Why did Tandm.io pursue both SOC 2 and ISO 27001 approvals?

We pursued both frameworks because our industrial and enterprise clients operate globally and require watertight assurance. 

Frontline environments integrate multiple legacy hardware systems like two-way radios and facility intercoms with our modern, voice-first AI platform. 

This requires an exceptionally robust security posture.

By achieving both SOC 2 and ISO 27001 approvals simultaneously, we remove the friction of prolonged vendor assessments for your IT department. 

Whether your corporate compliance framework is built around North American AICPA principles or international ISO standards, Tandm natively aligns with your security expectations out of the box.

How does Tandm.io protect frontline voice data and integration streams?

We protect frontline voice data through a strict "Security-by-Design" architecture. 

All data flowing between your local communication networks (radios/intercoms) and the Tandm platform is fully encrypted both in transit (using advanced SSL/TLS protocols) and at rest (utilizing AES-256 encryption with managed keys).

We also enforce rigorous internal access controls. Employee system access is unique, authenticated, and restricted via the principle of least privilege. 

This means nobody at Tandm can look at or interact with your operational data unless it’s strictly required to maintain your system's performance, and even then, every action is fully logged and auditable.

Does Tandm.io use customer voice recordings to train public AI models?

No, Tandm.io does not use your operational voice data, transcripts, or corporate conversations to train public or third-party artificial intelligence models. 

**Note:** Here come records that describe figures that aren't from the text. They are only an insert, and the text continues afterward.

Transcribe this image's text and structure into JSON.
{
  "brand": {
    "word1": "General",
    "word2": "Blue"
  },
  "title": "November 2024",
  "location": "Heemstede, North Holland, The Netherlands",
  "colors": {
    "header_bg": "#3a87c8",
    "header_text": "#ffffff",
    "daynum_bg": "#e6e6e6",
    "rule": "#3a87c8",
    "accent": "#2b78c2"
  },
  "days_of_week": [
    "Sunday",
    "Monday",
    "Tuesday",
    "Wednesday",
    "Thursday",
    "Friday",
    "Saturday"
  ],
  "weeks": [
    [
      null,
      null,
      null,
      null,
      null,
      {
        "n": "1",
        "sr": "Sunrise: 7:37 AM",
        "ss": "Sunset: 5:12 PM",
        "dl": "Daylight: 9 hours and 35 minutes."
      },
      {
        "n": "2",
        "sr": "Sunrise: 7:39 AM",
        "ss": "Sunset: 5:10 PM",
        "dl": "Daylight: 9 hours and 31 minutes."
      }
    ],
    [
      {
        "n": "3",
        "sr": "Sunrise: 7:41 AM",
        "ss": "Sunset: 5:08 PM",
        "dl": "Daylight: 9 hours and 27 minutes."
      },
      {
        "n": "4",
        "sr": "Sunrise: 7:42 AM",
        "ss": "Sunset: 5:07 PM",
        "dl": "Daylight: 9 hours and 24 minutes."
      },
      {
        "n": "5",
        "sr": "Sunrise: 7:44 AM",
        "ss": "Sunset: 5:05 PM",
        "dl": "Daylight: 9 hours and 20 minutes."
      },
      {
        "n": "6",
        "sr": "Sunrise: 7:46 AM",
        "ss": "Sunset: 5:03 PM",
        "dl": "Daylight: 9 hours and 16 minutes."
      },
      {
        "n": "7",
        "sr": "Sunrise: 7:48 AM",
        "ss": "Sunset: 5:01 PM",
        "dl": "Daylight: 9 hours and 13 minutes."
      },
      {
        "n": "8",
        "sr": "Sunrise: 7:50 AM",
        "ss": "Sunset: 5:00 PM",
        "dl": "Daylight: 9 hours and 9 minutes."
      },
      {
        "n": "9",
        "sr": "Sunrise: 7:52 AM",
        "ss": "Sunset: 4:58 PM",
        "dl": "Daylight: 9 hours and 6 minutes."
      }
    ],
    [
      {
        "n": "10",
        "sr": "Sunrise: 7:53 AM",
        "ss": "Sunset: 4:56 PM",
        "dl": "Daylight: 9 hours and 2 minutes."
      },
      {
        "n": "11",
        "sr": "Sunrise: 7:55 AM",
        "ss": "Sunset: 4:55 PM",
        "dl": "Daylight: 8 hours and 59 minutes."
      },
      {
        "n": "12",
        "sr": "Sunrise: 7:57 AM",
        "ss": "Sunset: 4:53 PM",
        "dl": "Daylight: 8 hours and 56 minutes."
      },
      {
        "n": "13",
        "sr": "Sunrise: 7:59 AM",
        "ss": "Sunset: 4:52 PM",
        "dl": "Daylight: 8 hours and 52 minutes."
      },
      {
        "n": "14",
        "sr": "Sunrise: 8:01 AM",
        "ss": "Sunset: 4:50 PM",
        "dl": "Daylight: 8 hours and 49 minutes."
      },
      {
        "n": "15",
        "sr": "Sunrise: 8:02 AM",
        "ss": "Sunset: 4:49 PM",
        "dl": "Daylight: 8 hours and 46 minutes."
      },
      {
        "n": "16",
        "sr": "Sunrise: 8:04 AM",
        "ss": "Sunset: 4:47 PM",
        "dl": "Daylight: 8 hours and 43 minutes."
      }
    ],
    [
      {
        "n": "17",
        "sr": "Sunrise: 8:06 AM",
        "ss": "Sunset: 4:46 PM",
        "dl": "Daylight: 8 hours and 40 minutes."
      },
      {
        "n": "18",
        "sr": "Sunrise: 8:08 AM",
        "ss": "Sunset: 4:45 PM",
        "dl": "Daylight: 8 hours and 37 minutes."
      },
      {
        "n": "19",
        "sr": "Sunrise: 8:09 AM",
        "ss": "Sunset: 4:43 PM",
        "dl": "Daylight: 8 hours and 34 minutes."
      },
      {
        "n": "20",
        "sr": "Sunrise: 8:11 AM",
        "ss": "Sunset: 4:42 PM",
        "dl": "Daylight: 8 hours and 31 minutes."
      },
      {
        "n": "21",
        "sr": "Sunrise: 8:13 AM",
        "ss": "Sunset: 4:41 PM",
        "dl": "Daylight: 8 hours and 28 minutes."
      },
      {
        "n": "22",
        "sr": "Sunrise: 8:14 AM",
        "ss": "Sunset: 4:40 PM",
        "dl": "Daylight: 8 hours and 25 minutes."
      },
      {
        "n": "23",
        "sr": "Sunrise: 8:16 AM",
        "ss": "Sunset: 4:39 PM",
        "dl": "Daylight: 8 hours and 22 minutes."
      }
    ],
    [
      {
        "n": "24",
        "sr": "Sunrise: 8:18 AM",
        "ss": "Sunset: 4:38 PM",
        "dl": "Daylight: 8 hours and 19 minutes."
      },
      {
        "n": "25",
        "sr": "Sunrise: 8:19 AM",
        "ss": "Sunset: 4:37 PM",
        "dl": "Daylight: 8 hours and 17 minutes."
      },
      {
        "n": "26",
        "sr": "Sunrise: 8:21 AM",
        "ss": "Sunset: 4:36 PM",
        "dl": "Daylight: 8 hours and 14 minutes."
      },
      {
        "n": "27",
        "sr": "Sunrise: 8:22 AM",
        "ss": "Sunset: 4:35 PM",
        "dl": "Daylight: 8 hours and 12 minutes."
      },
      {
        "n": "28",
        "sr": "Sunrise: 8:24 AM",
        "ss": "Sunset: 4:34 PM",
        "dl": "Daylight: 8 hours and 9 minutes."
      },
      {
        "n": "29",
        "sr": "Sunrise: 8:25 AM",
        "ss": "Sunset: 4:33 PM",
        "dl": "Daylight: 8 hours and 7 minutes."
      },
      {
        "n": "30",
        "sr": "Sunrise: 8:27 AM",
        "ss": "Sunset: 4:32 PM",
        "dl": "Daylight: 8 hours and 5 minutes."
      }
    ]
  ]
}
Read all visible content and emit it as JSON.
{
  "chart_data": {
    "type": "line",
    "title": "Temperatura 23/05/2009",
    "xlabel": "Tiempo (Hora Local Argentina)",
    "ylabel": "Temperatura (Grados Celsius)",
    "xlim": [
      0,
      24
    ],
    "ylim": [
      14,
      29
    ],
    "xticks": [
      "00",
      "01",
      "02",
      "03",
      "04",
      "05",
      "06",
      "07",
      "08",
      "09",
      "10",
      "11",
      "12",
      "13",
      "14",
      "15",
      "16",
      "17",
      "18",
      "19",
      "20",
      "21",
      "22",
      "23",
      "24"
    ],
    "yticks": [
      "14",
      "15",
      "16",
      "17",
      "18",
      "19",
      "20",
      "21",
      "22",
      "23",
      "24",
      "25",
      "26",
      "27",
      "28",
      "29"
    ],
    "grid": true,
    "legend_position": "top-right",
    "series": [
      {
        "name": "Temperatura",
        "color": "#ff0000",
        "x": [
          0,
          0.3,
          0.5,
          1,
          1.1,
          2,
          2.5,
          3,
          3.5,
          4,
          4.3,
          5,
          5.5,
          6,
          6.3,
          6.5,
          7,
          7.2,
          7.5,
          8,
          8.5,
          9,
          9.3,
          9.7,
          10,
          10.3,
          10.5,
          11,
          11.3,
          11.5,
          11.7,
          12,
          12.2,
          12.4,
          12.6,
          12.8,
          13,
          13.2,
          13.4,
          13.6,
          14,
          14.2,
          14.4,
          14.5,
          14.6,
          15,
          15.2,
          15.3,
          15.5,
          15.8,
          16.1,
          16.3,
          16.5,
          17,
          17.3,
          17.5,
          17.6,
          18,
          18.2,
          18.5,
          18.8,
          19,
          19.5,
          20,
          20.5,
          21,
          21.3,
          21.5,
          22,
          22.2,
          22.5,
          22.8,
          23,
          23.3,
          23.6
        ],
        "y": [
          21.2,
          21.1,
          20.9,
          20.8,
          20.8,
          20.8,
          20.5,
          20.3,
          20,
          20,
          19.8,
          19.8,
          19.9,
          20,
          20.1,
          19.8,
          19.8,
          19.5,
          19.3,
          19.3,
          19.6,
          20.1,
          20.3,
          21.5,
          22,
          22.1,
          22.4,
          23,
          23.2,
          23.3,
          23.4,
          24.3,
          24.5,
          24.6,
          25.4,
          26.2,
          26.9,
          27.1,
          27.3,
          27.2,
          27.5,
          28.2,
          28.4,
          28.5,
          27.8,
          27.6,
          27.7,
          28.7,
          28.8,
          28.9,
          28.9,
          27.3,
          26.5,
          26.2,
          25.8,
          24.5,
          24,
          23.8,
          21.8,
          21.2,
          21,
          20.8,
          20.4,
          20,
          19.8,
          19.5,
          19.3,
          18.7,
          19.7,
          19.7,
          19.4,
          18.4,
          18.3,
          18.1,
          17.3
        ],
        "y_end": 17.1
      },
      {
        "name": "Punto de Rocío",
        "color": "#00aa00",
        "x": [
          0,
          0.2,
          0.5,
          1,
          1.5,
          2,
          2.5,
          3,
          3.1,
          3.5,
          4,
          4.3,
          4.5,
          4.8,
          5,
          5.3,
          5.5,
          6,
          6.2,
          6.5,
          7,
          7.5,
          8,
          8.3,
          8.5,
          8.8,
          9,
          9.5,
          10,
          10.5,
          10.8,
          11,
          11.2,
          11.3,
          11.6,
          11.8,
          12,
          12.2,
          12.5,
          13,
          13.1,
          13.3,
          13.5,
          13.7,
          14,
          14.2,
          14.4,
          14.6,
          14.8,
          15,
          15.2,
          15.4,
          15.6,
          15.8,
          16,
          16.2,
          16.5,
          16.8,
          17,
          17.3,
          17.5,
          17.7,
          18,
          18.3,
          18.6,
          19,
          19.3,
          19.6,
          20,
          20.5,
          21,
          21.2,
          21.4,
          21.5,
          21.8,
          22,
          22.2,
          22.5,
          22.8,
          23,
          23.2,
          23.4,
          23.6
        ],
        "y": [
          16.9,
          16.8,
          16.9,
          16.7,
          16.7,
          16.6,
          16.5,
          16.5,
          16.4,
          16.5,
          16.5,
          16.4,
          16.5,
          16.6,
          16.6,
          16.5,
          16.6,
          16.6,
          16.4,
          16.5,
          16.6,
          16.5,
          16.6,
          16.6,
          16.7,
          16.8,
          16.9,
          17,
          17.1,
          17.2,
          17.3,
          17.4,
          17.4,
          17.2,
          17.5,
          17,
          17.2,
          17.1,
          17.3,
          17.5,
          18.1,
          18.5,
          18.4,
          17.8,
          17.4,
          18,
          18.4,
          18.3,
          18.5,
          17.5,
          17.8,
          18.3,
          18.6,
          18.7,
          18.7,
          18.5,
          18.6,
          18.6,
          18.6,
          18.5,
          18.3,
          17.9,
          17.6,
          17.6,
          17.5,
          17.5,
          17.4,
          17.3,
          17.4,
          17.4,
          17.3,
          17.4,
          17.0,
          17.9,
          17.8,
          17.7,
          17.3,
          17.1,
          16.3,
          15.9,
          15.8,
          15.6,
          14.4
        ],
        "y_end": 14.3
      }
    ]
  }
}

Your data belongs entirely to you.

We maintain a strict data privacy boundary. Any AI-driven analysis, transcription, or frontline automation performed by Tandm happens within secure, dedicated environments. 

Your competitive advantages, internal logistics, and operational conversations remain strictly confidential to your organization.

How can a prospective buyer request Tandm.io's compliance reports?

We make it incredibly easy for your security teams to review our documentation. 

Once our final, polished compliance reports are delivered by our auditors in the coming days, they will be accessible directly through our dedicated Trust Center.

If you are a prospective enterprise buyer or an existing customer undergoing an annual vendor security review, you can request a copy of our full SOC 2 report and ISO 27001 certification details by reaching out to our security compliance team. 

We’re more than happy to share these documents under a standard Non-Disclosure Agreement (NDA).